Can a coat for arms be transferred from one owner to another?
Except through inheritance, the proper answer to this question is NO.
However, there have been exceptions to this rule, for a variety of reasons. Most of them have no justification whatever.
The commonest infractions of the rule have been in the case of municipalities which have given permission to various bodies associated with the town or city to use the civic arms as a symbol. This quote from Civic Ceremonial by J F Garner (Shaw and Sons), while referring specifically to the position in English law, states the issue crisply:
“A local authority cannot authorise other persons or bodies to use their arms so granted by the crown, as this would be (strictly) a usurpation of the Royal privilege to grant arms; nor can a local authority prevent another person from using their arms by any proceedings in the ordinary courts of law.”
Garner goes on to explain how suit may be brought through the Court of Chivalry (the Earl Marshal and officers of the College of Arms sitting as a court of law) to prevent such abuse. (See this article for more detail.)
With regard to the specific issue of transferability, it is clear that a civic corporation cannot will its armorial ensigns away.
In at least one instance the Bureau of Heraldry has registered arms in contradiction of this principle, when it confirmed the use by the Wynberg Bowling Club of the arms of the Municipality of Wynberg.
The upshot of this confirmation is that Wynberg Boys’ High School is barred, by a certificate hanging in the bowling club’s clubhouse, from using the town’s arms, despite the fact that it has borne these arms (albeit in slightly altered form) as a school badge since the 19th century. By rights both institutions should bear differenced arms, and neither the plain arms of the town.
There are instances where family arms have been transferred.
In the early days of heraldry, before the kings of England and Scotland appointed Kings of Arms, a man would often take the arms of his heiress wife’s family – not as an inescutcheon of pretence or a quartering, as might have been done in later centuries, but as his own arms. (See this article and this one for explanations of these terms.)
A famous example of this is Bruce of Annandale, where the Bruce who married the heiress of Annandale took his father-in-law’s arms, abandoning his own family’s blue rampant lion on silver (more information on this connection is given in this article).

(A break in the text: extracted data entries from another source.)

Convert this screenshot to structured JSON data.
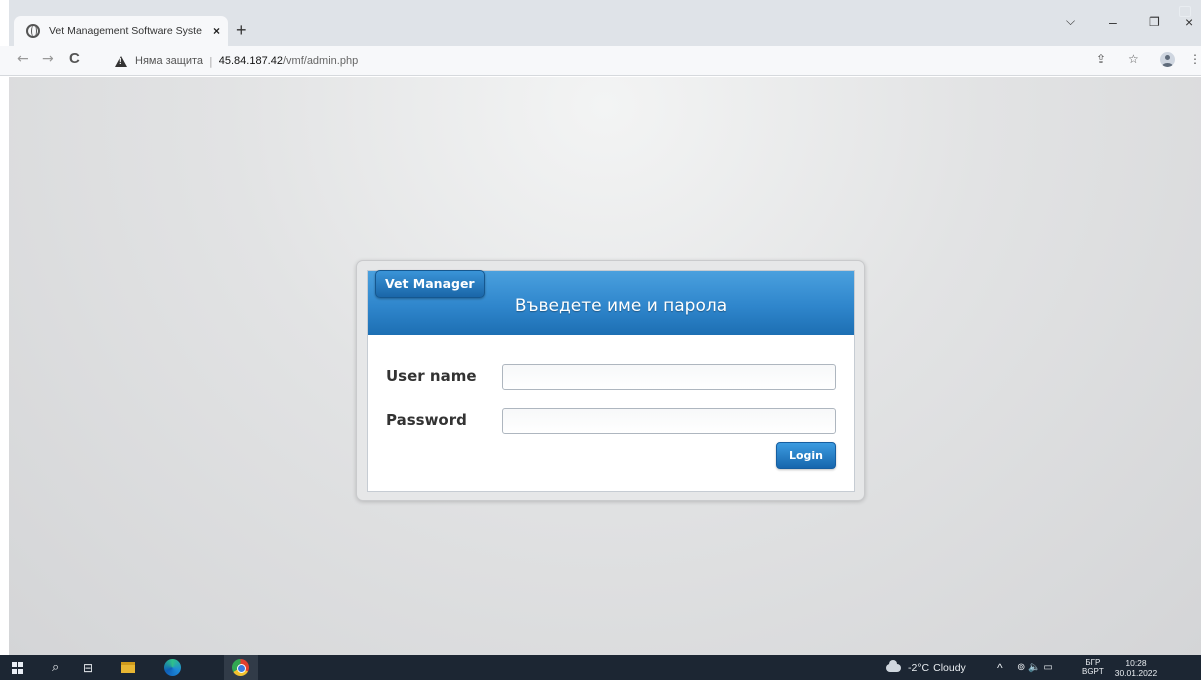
{
  "browser": {
    "tab_title": "Vet Management Software Syste",
    "tab_close": "×",
    "new_tab": "+",
    "window_controls": {
      "tab_search": "⌵",
      "minimize": "–",
      "restore": "❐",
      "close": "×"
    },
    "nav": {
      "back": "←",
      "forward": "→",
      "reload": "C"
    },
    "address": {
      "security_text": "Няма защита",
      "separator": "|",
      "host": "45.84.187.42",
      "path": "/vmf/admin.php"
    },
    "toolbar_icons": {
      "share": "⇪",
      "bookmark": "☆",
      "menu": "⋮"
    }
  },
  "login": {
    "brand": "Vet Manager",
    "title": "Въведете име и парола",
    "username_label": "User name",
    "username_value": "",
    "password_label": "Password",
    "password_value": "",
    "submit_label": "Login"
  },
  "taskbar": {
    "search_icon": "⌕",
    "taskview_icon": "⊟",
    "weather_temp": "-2°C",
    "weather_text": "Cloudy",
    "tray_chevron": "^",
    "tray_icons": "⊚ 🔈 ▭",
    "lang_top": "БГР",
    "lang_bottom": "BGPT",
    "time": "10:28",
    "date": "30.01.2022"
  },
  "colors": {
    "header_blue": "#2f86cc",
    "button_blue": "#1d6fb3",
    "background_gray": "#dcdddf",
    "taskbar": "#1c2633"
  }
}
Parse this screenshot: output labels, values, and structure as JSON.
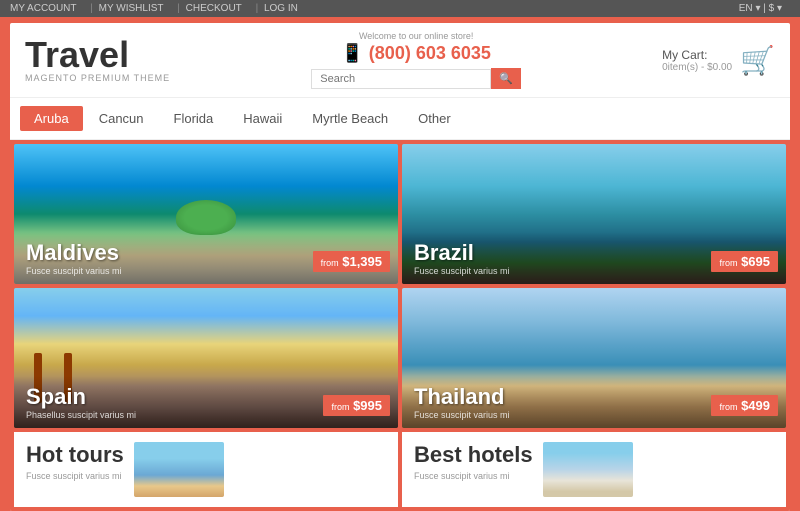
{
  "topbar": {
    "links": [
      "MY ACCOUNT",
      "MY WISHLIST",
      "CHECKOUT",
      "LOG IN"
    ],
    "lang": "EN",
    "currency": "$"
  },
  "header": {
    "logo": "Travel",
    "logo_subtitle": "MAGENTO PREMIUM THEME",
    "welcome": "Welcome to our online store!",
    "phone": "(800) 603 6035",
    "search_placeholder": "Search",
    "cart_label": "My Cart:",
    "cart_price": "0item(s) - $0.00"
  },
  "nav": {
    "tabs": [
      {
        "label": "Aruba",
        "active": true
      },
      {
        "label": "Cancun",
        "active": false
      },
      {
        "label": "Florida",
        "active": false
      },
      {
        "label": "Hawaii",
        "active": false
      },
      {
        "label": "Myrtle Beach",
        "active": false
      },
      {
        "label": "Other",
        "active": false
      }
    ]
  },
  "destinations": [
    {
      "name": "Maldives",
      "subtitle": "Fusce suscipit varius mi",
      "from_label": "from",
      "price": "$1,395",
      "bg_class": "maldives-bg"
    },
    {
      "name": "Brazil",
      "subtitle": "Fusce suscipit varius mi",
      "from_label": "from",
      "price": "$695",
      "bg_class": "brazil-bg"
    },
    {
      "name": "Spain",
      "subtitle": "Phasellus suscipit varius mi",
      "from_label": "from",
      "price": "$995",
      "bg_class": "spain-bg"
    },
    {
      "name": "Thailand",
      "subtitle": "Fusce suscipit varius mi",
      "from_label": "from",
      "price": "$499",
      "bg_class": "thailand-bg"
    }
  ],
  "bottom_cards": [
    {
      "title": "Hot tours",
      "subtitle": "Fusce suscipit varius mi",
      "thumb_class": "hot-tours-thumb"
    },
    {
      "title": "Best hotels",
      "subtitle": "Fusce suscipit varius mi",
      "thumb_class": "best-hotels-thumb"
    }
  ]
}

These arms were borne by Robert Bruce (*1274 †1329) until he proclaimed himself King of Scots in 1306.
(Examples of differencing of the Annandale arms by later Bruces can be seen in this article)
However this practice was largely abandoned when arms came under stricter control. Its nearest equivalent nowadays is in what is known in English law as a “name and arms clause”.

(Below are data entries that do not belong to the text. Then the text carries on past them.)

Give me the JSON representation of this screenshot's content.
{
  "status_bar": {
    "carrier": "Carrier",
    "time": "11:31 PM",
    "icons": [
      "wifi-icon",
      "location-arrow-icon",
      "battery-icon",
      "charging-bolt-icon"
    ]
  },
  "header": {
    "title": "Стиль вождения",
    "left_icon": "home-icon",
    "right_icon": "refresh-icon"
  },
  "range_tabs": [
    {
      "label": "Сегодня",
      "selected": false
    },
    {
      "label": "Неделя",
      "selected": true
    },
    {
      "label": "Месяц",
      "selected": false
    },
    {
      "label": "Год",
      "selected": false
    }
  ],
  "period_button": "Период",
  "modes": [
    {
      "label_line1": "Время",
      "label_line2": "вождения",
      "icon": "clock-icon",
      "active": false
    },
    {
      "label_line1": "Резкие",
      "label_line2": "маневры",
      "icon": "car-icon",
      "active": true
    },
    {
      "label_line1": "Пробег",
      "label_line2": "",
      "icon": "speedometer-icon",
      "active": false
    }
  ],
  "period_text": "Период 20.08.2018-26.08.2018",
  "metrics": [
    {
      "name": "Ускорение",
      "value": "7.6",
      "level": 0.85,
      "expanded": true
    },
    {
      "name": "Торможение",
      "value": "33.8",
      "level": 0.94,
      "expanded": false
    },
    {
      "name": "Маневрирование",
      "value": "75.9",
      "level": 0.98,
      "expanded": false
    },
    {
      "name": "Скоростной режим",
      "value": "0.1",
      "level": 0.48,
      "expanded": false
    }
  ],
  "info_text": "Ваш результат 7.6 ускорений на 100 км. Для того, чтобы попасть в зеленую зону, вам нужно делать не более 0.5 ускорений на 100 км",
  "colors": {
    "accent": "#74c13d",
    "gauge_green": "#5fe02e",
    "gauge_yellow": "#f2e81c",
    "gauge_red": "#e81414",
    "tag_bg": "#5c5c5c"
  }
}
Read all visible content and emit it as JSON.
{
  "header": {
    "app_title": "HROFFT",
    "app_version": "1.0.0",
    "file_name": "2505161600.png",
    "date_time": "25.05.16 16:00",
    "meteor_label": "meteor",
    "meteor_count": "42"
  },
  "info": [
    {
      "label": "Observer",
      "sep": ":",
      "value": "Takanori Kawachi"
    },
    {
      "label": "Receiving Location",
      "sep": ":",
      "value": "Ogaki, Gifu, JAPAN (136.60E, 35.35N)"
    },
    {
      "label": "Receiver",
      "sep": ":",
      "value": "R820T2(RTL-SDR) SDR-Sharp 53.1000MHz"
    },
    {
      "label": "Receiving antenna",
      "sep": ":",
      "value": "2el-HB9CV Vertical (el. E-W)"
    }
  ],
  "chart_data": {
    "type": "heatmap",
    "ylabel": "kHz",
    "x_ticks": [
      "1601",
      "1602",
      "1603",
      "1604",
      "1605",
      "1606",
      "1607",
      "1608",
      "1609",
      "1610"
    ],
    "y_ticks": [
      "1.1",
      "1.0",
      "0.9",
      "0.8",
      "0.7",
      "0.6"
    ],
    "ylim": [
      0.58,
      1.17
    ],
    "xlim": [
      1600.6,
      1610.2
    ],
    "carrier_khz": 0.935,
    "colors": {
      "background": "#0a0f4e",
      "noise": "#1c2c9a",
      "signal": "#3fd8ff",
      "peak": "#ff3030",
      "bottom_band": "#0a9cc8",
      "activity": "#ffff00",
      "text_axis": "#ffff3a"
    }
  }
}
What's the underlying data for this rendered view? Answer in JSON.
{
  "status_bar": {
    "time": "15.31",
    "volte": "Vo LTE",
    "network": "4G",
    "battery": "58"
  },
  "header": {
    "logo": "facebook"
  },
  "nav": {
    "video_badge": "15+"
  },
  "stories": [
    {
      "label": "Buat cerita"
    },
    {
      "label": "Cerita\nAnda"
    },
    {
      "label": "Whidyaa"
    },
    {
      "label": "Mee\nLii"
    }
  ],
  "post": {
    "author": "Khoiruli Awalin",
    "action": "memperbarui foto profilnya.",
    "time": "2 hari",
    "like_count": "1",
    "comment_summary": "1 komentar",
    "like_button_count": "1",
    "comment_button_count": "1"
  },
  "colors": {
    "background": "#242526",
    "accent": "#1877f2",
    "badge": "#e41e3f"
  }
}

Medieval writers often made reference to a right purportedly claimed by knights who had captured a certain knight in battle, or defeated one in the tournament, to with that the captor was then entitled to the arms of the defeated knight. But no examples of this practice seem to have been recorded.
A notorious example of arms being transferred from one family to another occurred in the case of the Spencer family.
An ancestor of this house, John Spencer, was in 1504 granted arms: Azure a fess Ermine between 6 sea-mews’ heads erased Argent.
This article shows how a Tudor herald of questionable ethics (Richard Lee, Clarenceux King of Arms) acknowledged an entirely unsubstantiated link with the medieval family of Despencer, and awarded their arms (with the addition of three escallops) to the Spencers.
These arms have been borne to this day not only by the Earls Spencer (the family from which Princess Diana sprang) but (as a quartering) by their Churchill cousins, the Dukes of Marlborough.
It is interesting that when Prince William was assigned his own arms (the royal arms with a label suitably differenced), he chose to use an escallop. His brother, Prince Harry, uses three escallops. (See this page for the illustrations, as well as an image of Princess Diana’s arms.)
To conclude, an entirely ludicrous example of arms being “transferred” (in a manner of speaking) concerns a 19th-century British ambassador serving in Washington DC.
As was the custom of the time, he brought from England with him a carriage painted on the sides with his coat of arms.
The carriage was being repaired at a coachbuilder’s yard when an American customer of the coachbuilder saw the carriage and asked what image was painted on the sides.
On being told that it was the ambassador’s coat of arms, the American’s response was that it was “mighty fine” – and promptly ordered that his own coach be painted with the same image.
Several other carriage owners imitated this usurpation, and for a while the ambassador was constantly surprised (and no doubt horrified) to see his arms on other people’s coaches.
This says a great deal about ignorant aspirations, but since it was mere show-offery, it is perhaps not a serious instance of heraldic usurpation.